# How does using a logarithm help achieve linearity in a dsitribution?Please explain, a diagram would be cool :D.

I think this is what your question refers to:

When you have a bunch of data points, and you would like to model them with an equation, one way to do that is to use the "least squares" method to find a straight line that looks like it works.

The blue dots are data points, and the red line is a best fit line.

Some relationships aren't linear, however.

Consider

`y=5e^(2x)`

The graph is:

(EDIT: hopefully the graph is showing up for you?  My computer is only displaying an empty graph??)

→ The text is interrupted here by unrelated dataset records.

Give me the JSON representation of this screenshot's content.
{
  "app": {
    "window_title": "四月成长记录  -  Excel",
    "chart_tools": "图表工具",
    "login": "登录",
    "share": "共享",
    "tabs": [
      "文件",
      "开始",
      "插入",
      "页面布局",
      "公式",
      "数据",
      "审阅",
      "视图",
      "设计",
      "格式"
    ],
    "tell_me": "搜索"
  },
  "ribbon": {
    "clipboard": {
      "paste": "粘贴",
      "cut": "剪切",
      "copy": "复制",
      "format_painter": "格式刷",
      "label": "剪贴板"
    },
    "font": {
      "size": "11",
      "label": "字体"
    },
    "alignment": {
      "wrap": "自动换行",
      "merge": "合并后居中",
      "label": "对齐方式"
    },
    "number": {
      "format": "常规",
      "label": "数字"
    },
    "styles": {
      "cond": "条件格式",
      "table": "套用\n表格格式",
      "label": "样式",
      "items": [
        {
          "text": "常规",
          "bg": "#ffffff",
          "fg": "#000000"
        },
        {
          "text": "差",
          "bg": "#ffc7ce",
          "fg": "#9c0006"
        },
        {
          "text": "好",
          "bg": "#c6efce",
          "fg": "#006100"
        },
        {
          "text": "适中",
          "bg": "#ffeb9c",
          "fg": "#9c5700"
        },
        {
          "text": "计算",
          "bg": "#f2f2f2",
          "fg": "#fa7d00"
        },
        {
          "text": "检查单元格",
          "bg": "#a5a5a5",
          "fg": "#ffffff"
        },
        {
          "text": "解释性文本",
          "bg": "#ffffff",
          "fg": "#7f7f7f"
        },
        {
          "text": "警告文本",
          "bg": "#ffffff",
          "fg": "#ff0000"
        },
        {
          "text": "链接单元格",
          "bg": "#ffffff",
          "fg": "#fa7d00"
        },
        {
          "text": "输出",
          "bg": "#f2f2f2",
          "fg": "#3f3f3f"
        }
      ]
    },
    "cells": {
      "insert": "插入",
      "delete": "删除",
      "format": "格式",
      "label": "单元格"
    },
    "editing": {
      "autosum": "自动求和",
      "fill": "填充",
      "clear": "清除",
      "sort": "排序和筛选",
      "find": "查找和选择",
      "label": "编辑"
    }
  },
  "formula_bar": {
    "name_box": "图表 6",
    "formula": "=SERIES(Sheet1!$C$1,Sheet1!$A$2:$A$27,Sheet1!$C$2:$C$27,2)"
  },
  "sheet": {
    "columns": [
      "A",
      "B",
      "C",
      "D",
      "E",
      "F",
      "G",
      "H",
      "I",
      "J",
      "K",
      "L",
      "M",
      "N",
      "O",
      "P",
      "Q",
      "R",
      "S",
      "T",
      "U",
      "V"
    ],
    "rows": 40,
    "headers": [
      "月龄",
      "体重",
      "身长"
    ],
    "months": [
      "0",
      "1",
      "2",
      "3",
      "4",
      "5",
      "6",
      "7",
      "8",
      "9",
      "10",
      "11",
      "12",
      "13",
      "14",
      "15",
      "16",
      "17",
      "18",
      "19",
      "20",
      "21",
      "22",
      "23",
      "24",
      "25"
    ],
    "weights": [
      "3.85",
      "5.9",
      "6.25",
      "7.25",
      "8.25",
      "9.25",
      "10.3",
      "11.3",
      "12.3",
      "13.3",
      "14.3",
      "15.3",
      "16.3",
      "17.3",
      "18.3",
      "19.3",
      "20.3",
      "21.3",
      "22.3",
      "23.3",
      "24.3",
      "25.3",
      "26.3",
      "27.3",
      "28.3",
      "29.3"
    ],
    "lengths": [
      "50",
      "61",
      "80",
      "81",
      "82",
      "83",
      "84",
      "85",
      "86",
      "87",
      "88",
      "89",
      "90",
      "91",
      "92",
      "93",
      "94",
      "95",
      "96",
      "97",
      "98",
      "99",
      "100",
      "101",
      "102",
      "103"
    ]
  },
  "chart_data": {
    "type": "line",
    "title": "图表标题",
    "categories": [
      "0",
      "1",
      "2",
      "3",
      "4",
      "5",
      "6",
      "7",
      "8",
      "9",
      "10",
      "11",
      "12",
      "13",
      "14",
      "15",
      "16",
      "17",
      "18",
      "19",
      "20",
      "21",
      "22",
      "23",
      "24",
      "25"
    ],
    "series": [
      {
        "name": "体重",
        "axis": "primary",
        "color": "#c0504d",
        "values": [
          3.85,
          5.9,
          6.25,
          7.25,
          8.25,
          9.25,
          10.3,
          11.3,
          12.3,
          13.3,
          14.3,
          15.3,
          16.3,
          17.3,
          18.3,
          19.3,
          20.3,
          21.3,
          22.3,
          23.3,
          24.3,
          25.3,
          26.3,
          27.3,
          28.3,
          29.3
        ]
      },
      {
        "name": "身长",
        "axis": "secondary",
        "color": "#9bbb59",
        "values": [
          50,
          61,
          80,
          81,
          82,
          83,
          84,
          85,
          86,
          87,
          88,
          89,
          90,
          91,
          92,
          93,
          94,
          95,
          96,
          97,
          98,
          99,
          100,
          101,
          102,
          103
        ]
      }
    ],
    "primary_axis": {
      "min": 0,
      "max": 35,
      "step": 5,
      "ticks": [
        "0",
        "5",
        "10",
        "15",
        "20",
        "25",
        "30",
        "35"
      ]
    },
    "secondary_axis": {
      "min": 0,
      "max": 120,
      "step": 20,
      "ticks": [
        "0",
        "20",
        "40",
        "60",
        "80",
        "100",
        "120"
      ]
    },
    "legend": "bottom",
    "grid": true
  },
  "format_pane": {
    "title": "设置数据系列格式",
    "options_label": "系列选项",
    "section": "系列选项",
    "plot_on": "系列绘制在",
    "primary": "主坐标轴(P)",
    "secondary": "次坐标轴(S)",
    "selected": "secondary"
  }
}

Now, suppose we didn't know the equation, but we just had a whole bunch of data points that surrounded the curve `y=5e^(2x)` , and we wanted to figure out that the equation was `y=5e^(2x)`

If you did a least squares analysis on these hypothetical points, you would get a straight line, which wouldn't really match the data.

But:

Try laking the logarithm:

`"log" y = "log" (5 e^(2x)) = "log" 5 + "log" (e^(2x)) = "log" 5 + 2x`

Let's call Y=log (y)

And log (5) is approximately 1.6

So, what you get is:

Y=2x+1.6

This is a straight line!

What that means is, if your collection of data points (dots on a graph) looks exponential, then you can take the logarithm of all the y-values, and do least squares on (x, log y) of all the points.  You wind up with a straight line (in this example, you will have figured out that your slope is 2 and your y-intercept is about 5).  You can convert this back to the exponential relationship by reversing the steps:

`"log" y = 2x+1.6`

`y = e^(2x+1.6) = e^(1.6) e^(2x) = 5e^(2x)`

So you can use a straight line to help you model exponential relationships, by using a logarithm

Or, suppose your data points were all near the curve

`y=(1.5) x^2.5`

But suppose we didn't have the actual equation `y=1.5 x^2.5`

We just had a bunch of dots that were near the curve on the graph.  How could we use logarithms to figure out the equation?

`"log" y = "log" 1.5 + "log" (x^2.5) = "log" 1.5 + 2.5 "log" x`

If we write Y = log y, X= log x, we have:

Y = .4 + 2.5 X

Again, this is a straight line.  What this means is, if we took looked at the logarithm of the x and y coordinates of all our data points, and plotted those instead, we would get data points that resembled a straight line, and we could do a least squares analysis of it.  Working backwards, we could get an equation that modeled the original data, even though the original data weren't in a straight line.

Thus:

If your data seems to show an exponential relationship, or a power relationship, then you can use logarithms to transform your data into a straight line, use "least squares" to figure out that line (its slope and intercept), and then produce an equation that still models your data.